As a Specified Substance, Froome's AAF does not trigger a provisional suspension under UCI rules, although Froome is currently in the off-season period and not competing. He was notified of the AAF on September 20, the day of the UCI Road World Championships time trial. He has not raced since that day, with the exception of exhibition criteriums.

He will now have to prove to the UCI that he exceeded the urine limits through use of his inhaler at or below the recommended maximum dose.

Froome said he is not thinking about losing his Vuelta a Espana title or missing the 2018 Giro d'Italia, a race he has stated his intent to compete in.

"As it stands right now, I'm just going to focus on the process and try and give the authorities all the relevant information and make sure that I give myself the best chance in this case. I'm certainly not going to speculate about the outcome," Froome said.

When asked if the case tainted his legacy, Froome insisted he has not broken any rules.

"I do understand this comes as a big shock to a lot of people," he said. "I certainly haven't broken any rules here. I haven't taken more than the permissible amount. I'm sure at the end of the day the truth will be told."

It is the third time a Grand Tour winner has tested positive during the race, after Alberto Contador's 2010 Tour de France positive for clenbuterol and Floyd Landis' testosterone positive from the 2006 Tour de France. Lance Armstrong was stripped of all six of his Tour de France victories after admitting to having doped throughout his career.

But Froome drew distinctions between himself and the sport's sordid past, saying, "Obviously the sport is coming from a place with a very dark background and I've tried to do everything throughout my career to try to show the sport has turned around.

"Certainly in my case now I certainly don't feel there as if there was any wrongdoing. There are very clear limits as to how much salbutamol an athlete is able to take. It doesn't require a TUE, and you have to remember I've been a professional cyclist now, treating my symptoms and racing with asthma for 10 years now, this is my 10th season as a professional cyclist, I know what those rules are, I know what those limits are, and I've never gone over those limits."

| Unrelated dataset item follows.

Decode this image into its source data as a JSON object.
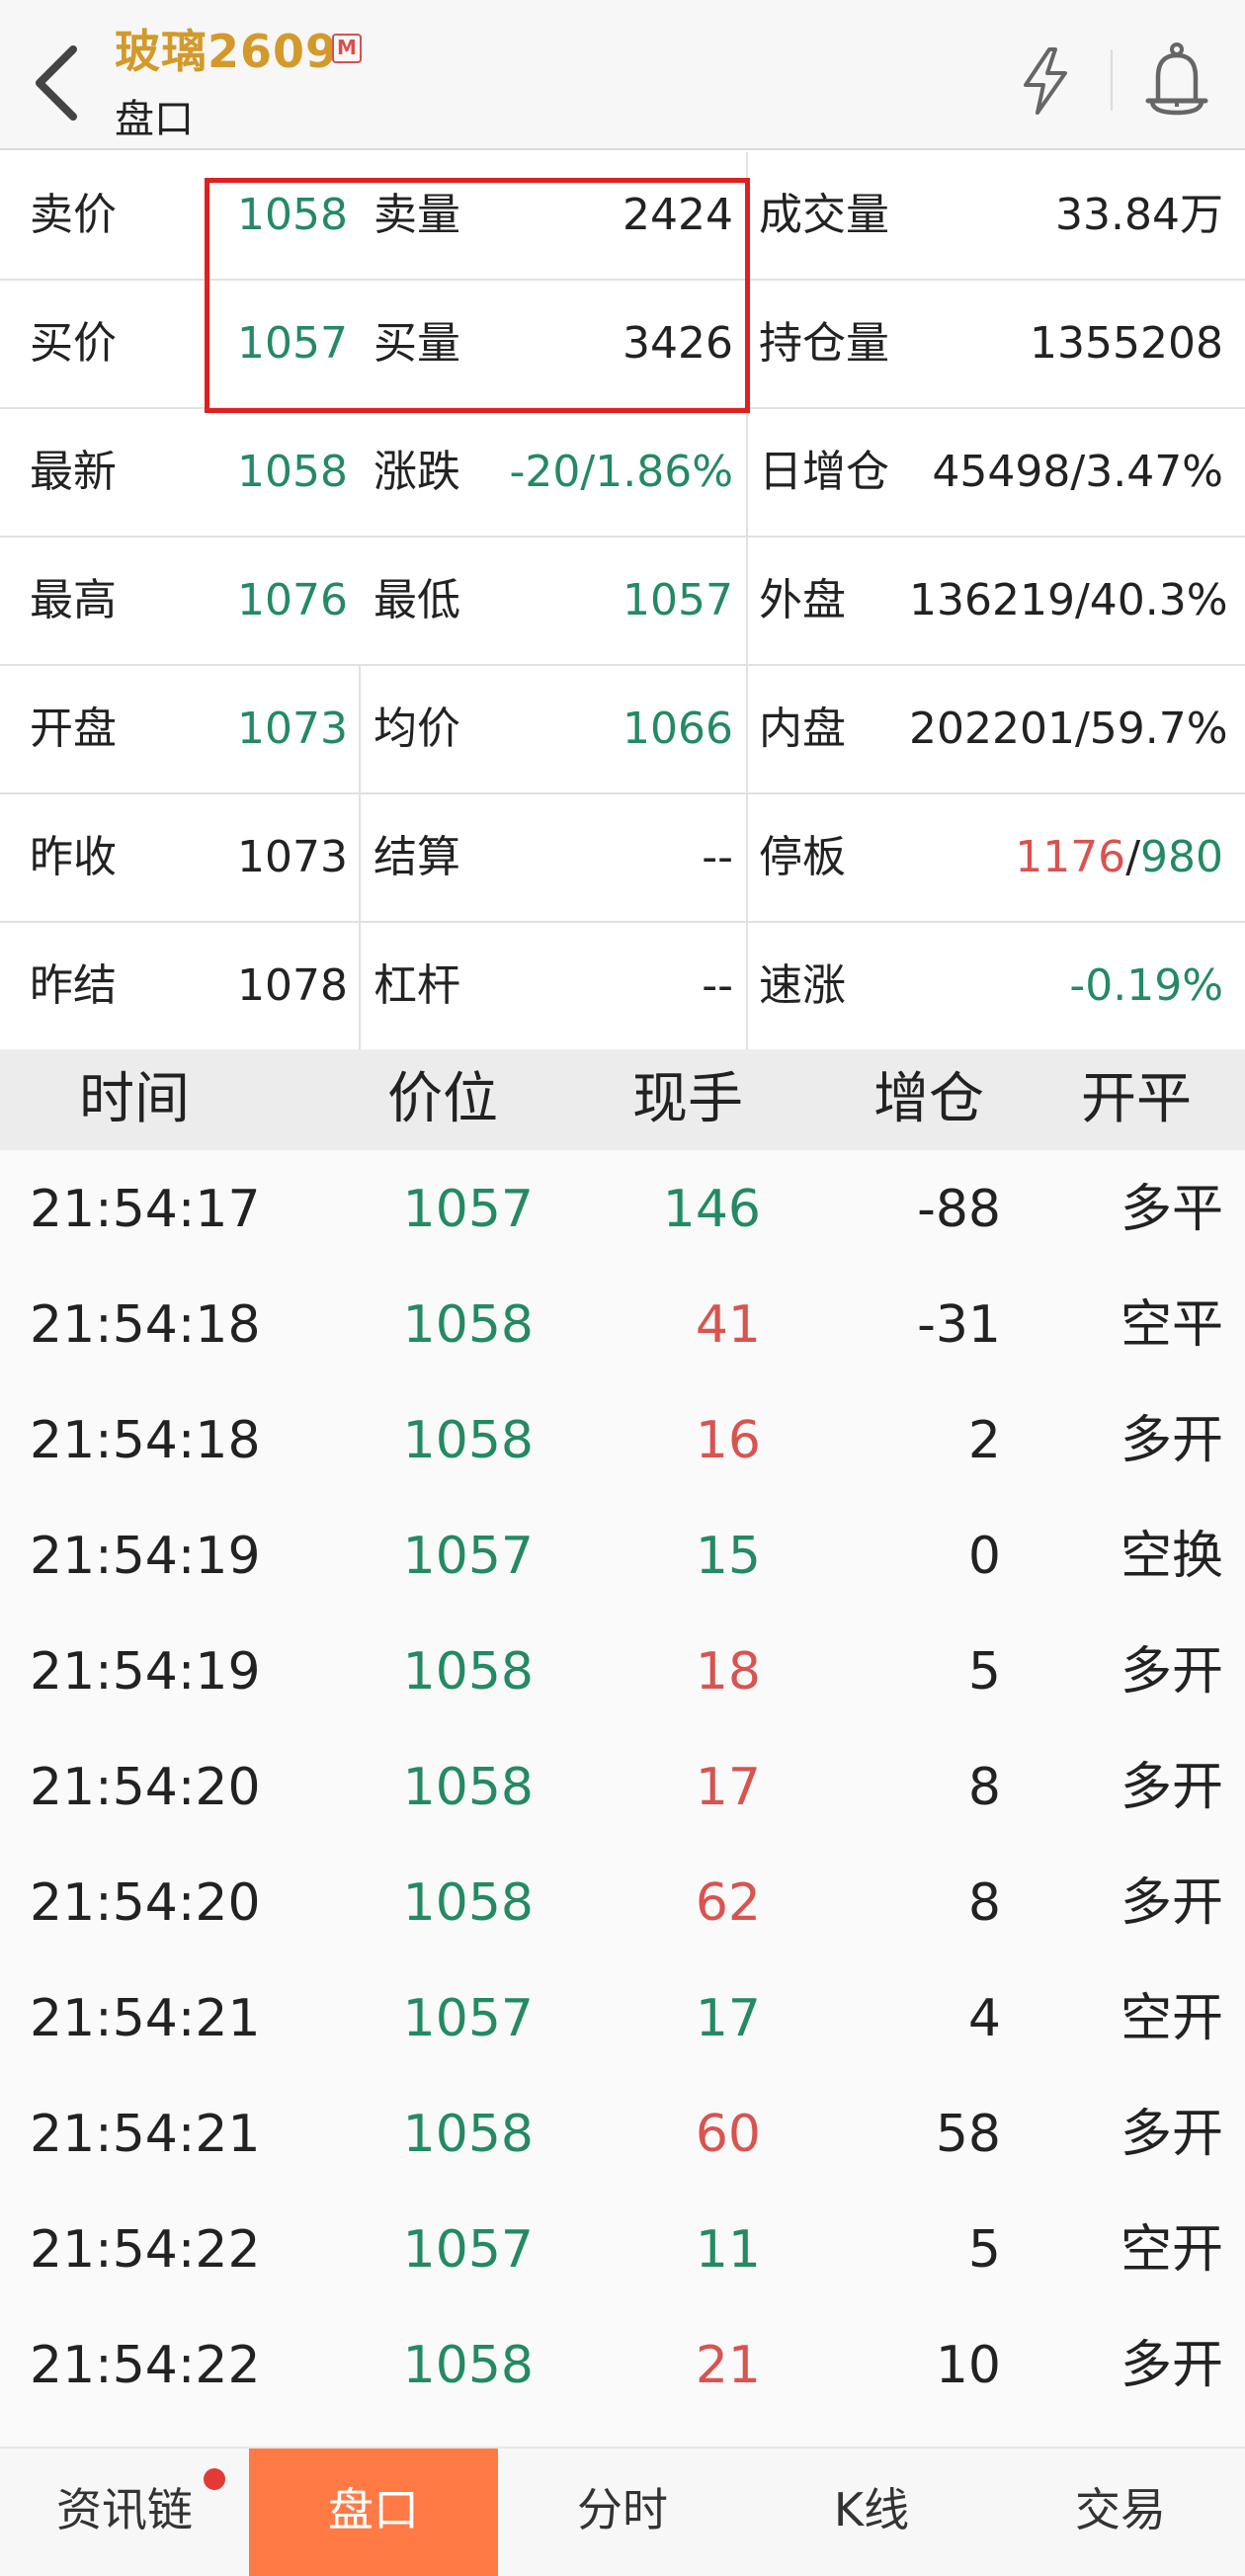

Froome also explained why, in a post-race interview on the day his sample was over the limit for salbutamol, he told the journalist that he felt fine when asked, because of his previous day's time loss, if he had been ill.

"You have to take a bit of a step back here and remember that during a Grand Tour, I'm in the leaders jersey an I'm being tested every day, but more than that, I'm racing against guys who are looking for any kind of weakness. I'm not going to openly admit three quarters of the way through a Grand Tour, 'I'm suffering with something here guys, I've got a weakness', because obviously all my rivals will come out the next day absolutely swinging. That's part of the race, I need to try and disguise any kind of weakness at that points.

"The mere fact that journalists were asking me 'are you sick, are you battling something?' it meant they could see I was having problems breathing after the stage. I think it was clear to everyone I was very symptomatic at that time."